What does “At risk equity that is insufficient to finacne the entity’s activities without additional support” mean I understand the literal meaning of the sentence, but who provides the necessary support? Does this mean that the equity holders own too small a percentage so its highly leveraged with debt, does it mean that the sponsor has to provide the support? And speaking of equity holders, most that receive payments form an SPE are receiving fixed debt payments What the hell does “equity” mean in this case - by definition equity holders are the ones who receive the risk and reward in any situation, so shouldn’t the “equity” holders in an spe be considered debt holders, since they are given only fixed cash flows and the sponsor receives any residual benefits, capital gains, etc?

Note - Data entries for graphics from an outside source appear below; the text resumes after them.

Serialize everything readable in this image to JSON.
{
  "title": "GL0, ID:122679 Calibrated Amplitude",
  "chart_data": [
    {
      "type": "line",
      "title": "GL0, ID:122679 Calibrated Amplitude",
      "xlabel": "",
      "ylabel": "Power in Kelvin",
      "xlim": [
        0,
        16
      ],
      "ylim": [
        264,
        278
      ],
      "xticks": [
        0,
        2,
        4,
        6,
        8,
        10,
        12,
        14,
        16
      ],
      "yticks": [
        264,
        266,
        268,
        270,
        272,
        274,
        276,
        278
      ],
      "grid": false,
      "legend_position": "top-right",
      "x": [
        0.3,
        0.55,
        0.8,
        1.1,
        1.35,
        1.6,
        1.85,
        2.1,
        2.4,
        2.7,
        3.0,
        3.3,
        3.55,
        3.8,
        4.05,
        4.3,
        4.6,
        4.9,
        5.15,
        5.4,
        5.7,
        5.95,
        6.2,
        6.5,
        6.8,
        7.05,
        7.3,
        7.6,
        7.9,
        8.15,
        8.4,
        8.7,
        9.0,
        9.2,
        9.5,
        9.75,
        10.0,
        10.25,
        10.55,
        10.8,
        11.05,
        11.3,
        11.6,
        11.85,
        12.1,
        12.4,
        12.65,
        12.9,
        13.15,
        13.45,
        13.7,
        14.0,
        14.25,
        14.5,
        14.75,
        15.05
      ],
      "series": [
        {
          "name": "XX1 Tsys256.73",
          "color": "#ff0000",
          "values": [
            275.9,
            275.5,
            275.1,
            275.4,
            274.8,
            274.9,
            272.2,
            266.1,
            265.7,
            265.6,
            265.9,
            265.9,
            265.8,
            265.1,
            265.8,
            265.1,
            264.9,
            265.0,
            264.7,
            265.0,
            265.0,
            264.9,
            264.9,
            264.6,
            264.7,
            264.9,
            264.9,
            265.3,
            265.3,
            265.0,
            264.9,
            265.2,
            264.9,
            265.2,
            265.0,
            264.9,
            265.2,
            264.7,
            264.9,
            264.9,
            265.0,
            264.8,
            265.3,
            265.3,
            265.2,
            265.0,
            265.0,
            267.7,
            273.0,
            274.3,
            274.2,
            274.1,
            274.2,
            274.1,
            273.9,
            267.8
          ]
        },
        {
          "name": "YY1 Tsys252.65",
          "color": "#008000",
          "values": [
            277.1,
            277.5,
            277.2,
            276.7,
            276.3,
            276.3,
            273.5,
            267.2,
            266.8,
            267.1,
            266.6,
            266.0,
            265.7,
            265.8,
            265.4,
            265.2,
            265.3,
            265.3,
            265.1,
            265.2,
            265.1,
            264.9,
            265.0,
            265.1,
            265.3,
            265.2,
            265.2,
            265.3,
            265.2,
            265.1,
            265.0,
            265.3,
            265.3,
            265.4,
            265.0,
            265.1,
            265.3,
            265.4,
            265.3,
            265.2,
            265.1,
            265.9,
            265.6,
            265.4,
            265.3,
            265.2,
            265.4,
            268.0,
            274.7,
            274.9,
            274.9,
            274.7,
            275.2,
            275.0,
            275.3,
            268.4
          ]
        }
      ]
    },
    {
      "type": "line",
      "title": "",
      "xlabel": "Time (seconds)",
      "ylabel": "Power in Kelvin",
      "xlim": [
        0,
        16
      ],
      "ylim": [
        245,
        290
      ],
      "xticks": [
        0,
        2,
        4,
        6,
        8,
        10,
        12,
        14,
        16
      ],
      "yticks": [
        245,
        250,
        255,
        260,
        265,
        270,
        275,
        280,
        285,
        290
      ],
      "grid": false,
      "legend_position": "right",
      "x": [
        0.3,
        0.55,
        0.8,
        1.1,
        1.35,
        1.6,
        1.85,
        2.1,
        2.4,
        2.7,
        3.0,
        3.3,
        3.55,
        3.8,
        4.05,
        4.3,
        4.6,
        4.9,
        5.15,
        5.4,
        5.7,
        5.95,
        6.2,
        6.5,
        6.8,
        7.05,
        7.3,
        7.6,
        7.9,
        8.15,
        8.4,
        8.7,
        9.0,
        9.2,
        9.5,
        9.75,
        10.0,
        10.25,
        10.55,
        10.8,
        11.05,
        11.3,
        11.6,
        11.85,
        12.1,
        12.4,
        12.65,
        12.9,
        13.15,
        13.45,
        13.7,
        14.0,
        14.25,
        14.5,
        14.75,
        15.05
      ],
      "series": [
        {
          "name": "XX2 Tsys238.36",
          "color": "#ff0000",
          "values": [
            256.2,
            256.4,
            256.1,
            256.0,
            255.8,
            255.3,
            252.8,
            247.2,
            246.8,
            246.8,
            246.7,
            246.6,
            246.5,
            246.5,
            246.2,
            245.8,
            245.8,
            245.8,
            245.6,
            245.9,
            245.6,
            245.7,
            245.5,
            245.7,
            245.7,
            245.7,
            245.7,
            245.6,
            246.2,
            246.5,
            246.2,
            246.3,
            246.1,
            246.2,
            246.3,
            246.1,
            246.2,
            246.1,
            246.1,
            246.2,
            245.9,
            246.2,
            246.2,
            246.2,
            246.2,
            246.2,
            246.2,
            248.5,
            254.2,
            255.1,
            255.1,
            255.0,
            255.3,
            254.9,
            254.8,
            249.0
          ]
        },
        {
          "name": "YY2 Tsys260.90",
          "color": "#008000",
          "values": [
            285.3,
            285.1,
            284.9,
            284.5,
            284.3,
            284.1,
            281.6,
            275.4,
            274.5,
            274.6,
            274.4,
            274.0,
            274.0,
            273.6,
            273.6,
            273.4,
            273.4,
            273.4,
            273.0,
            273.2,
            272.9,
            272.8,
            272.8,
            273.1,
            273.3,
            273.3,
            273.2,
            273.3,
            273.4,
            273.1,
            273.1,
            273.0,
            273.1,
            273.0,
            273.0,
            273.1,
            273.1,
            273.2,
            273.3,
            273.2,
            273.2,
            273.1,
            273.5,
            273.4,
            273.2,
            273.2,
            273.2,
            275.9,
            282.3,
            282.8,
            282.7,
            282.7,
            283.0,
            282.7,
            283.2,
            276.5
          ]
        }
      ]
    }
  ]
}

Let’s say a company sets up an SPE in order to obtain low cost financing for a capital expenditure. However, that company only wants to infuse the SPE with 5% of capital This alone is not enough, so they have to seek capital from additional sources (other companies or individuals). There can be a clause built in which states the additional equity providers will receive no residual benefit, but at the same time they won’t incur any losses on their investment.
Ok, so its the SPONSOR whose at risk equity is insufficient, not the overall equity invested. So in this case do the equity holders receive fixed payments liek preferred stock? if so why aren’t they just considered debtholders? What makes them “Equity”
rolo550 Wrote: ------------------------------------------------------- > Ok, so its the SPONSOR whose at risk equity is > insufficient, not the overall equity invested. > > > So in this case do the equity holders receive > fixed payments liek preferred stock? if so why > aren’t they just considered debtholders? What > makes them “Equity” I don’t know if it’s preferred stock, but basically it comes down to this: let’s say I need $10 million of equity to finance the operations of an SPE. But I’m only willing to commit $2 million, so I seek $8 million elsewhere. That would be an insufficient at risk equity investment.